So im asked to calculate $Hom_{Grp}(\Bbb{Q},\Bbb{Z})$, where $Hom_{Grp}$ stands for group homomorphisms. However, im not being able to translate the fact that a group homomorphism should comply with $f(xy)=f(x)f(y)$ into calculating $Hom_{Grp}(\Bbb{Q},\Bbb{Z})$. That is, lets take $f \in Hom_{Grp}(\Bbb{Q},\Bbb{Z})$. Then $f(0)=0$ and given $\frac{p}{q}, \frac{p'}{q'} \in \Bbb{Q}$, $$f(\frac{p}{q} + \frac{p'}{q'})=f(\frac{p}{q})+f(\frac{p'}{q'})$$
And now? how can I extract from there how my $f$ should more or less look like?
We claim that this group is the trivial group. (!)

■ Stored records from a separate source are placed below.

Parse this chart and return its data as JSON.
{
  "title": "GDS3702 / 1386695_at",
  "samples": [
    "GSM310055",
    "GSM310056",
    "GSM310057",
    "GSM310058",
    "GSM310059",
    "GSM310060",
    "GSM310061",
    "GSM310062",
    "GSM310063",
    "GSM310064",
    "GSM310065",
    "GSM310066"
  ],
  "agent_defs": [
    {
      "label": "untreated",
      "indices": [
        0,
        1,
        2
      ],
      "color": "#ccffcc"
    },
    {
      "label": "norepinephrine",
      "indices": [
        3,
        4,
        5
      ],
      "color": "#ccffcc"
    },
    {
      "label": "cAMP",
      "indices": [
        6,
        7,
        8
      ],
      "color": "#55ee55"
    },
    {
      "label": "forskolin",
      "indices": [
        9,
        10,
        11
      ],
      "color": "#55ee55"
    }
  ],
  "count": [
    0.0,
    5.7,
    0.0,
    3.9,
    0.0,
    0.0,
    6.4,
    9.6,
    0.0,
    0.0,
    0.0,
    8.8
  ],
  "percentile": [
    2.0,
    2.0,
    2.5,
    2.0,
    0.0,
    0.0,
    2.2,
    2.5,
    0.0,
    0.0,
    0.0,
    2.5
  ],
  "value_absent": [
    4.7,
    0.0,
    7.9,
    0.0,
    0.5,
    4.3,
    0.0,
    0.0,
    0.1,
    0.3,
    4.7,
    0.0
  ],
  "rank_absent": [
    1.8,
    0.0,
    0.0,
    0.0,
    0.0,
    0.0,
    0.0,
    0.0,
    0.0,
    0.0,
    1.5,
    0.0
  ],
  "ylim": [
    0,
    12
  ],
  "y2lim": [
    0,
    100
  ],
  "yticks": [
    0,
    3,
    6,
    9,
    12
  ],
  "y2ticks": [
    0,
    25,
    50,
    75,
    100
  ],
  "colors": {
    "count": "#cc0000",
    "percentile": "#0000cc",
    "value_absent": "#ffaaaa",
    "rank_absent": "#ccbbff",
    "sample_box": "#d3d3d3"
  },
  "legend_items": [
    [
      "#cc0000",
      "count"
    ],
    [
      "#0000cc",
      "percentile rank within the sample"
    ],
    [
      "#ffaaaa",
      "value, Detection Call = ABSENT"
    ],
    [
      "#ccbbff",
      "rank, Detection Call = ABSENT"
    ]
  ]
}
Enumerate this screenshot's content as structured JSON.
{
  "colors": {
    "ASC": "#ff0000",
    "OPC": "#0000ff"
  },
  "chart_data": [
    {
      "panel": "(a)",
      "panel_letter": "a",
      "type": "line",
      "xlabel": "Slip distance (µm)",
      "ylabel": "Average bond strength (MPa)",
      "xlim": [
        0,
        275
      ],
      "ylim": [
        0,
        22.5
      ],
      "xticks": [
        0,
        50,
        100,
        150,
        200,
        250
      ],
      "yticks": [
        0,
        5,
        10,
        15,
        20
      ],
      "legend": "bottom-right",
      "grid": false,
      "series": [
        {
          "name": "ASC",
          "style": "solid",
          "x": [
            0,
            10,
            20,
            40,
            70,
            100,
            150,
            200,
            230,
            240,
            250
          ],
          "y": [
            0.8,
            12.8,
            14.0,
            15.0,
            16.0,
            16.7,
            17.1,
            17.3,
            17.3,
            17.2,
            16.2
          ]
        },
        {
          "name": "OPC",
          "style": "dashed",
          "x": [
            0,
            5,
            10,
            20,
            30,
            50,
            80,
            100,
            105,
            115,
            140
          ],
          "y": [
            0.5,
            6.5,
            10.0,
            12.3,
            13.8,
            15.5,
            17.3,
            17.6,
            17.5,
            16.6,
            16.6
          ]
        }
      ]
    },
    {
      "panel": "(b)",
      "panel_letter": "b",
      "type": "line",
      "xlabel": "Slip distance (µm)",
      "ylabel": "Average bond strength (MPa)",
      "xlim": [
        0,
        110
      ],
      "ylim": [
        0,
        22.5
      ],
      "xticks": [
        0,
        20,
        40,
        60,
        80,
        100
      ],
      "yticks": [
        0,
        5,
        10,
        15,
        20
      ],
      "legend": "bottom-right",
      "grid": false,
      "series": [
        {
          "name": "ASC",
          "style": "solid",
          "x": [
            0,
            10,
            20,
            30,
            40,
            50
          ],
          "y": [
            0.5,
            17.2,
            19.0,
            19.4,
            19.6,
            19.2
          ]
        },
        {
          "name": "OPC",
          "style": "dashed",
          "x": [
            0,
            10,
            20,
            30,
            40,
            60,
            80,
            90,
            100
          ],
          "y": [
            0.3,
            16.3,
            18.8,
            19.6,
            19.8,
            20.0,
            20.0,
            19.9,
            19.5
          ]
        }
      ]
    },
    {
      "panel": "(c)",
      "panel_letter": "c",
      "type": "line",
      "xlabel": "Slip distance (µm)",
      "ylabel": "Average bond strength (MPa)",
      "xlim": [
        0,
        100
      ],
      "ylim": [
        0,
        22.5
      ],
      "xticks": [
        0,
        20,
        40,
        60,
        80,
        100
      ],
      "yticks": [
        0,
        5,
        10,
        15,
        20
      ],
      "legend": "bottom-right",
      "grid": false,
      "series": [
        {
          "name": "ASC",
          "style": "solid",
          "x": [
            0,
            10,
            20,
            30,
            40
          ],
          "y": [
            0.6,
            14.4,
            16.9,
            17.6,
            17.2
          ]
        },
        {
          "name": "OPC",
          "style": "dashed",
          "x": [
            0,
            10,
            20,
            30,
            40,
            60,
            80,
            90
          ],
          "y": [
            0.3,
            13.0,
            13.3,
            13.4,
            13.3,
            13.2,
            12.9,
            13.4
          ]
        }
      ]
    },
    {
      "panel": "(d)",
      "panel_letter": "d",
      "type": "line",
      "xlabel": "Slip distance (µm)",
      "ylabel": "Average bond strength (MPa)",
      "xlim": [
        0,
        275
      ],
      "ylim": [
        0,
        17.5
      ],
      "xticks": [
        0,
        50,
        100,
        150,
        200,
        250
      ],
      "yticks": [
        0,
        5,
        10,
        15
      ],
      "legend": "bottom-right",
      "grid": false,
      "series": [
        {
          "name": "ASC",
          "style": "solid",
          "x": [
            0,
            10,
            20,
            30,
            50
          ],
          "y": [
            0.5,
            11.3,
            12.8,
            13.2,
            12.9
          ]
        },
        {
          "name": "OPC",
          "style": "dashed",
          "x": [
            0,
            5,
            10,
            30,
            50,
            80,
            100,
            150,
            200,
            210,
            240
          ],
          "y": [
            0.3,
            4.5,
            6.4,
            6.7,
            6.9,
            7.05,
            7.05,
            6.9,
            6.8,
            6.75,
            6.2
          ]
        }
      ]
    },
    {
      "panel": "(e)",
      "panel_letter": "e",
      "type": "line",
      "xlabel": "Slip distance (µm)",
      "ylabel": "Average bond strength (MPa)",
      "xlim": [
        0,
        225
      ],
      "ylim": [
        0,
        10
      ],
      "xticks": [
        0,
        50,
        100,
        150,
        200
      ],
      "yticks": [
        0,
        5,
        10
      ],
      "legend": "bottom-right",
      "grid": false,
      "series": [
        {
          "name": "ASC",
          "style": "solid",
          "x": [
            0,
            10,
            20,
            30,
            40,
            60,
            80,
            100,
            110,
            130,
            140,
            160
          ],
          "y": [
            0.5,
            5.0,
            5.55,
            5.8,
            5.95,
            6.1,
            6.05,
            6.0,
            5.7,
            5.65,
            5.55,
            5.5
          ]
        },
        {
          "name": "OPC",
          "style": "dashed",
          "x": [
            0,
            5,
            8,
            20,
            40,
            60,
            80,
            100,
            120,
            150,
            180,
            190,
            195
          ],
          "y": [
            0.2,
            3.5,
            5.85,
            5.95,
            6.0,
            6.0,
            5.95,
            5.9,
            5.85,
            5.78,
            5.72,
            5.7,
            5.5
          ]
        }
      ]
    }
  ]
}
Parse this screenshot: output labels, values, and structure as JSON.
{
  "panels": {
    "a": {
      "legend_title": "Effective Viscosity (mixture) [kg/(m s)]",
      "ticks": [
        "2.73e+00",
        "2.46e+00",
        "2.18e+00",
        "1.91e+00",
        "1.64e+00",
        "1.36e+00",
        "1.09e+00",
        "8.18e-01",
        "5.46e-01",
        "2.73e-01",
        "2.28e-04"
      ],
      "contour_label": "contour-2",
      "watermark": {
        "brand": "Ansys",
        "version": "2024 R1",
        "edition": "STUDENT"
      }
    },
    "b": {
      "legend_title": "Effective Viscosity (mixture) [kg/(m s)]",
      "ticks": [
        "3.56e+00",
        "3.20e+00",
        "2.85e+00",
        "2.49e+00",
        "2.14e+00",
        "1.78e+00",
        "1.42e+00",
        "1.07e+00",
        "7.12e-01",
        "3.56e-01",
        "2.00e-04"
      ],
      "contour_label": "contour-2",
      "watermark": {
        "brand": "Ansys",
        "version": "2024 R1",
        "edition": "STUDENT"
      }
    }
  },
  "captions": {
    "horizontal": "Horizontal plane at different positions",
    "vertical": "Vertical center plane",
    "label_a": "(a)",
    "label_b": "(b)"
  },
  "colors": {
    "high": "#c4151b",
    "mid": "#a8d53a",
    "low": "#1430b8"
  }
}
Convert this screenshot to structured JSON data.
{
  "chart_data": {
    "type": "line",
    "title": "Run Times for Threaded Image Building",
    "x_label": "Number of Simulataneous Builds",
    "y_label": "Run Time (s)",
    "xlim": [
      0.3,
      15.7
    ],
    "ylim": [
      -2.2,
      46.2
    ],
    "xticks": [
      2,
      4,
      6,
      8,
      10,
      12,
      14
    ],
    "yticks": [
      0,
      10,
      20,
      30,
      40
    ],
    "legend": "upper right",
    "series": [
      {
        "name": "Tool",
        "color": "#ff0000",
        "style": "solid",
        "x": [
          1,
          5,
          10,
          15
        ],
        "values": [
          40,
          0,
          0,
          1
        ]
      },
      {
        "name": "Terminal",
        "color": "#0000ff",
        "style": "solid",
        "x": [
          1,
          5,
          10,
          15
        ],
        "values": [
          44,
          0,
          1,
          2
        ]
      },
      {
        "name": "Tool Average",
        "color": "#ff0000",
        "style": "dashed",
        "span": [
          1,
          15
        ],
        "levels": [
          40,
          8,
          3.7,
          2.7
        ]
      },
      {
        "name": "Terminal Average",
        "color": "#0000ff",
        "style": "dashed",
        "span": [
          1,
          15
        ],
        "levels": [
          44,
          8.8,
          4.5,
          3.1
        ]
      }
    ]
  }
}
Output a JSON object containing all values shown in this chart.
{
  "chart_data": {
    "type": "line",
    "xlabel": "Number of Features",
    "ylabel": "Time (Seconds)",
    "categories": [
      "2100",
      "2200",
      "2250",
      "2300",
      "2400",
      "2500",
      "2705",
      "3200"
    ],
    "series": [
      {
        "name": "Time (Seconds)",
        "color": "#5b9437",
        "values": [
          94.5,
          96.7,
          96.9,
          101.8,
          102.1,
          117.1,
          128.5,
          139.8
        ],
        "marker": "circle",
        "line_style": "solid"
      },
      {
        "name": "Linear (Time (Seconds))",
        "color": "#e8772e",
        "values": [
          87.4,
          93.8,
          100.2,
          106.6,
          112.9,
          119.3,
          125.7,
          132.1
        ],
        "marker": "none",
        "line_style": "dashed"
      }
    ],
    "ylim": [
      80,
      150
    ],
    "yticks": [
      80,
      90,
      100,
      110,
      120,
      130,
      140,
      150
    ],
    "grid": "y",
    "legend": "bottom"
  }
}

To see this, let $n$ be the smallest positive integer in the image of some homomorphism $\phi$ with the desired properties. We can choose any pre-image of $n$, let's call it $a/b$. Then we have $n = \phi(a/b) = \phi(a/2b + a/2b) = \phi(a/2b) + \phi (a/2b) = 2\phi(a/2b).$ Thus $n/2$ is in the image, contradicting $n$ being the smallest positive integer.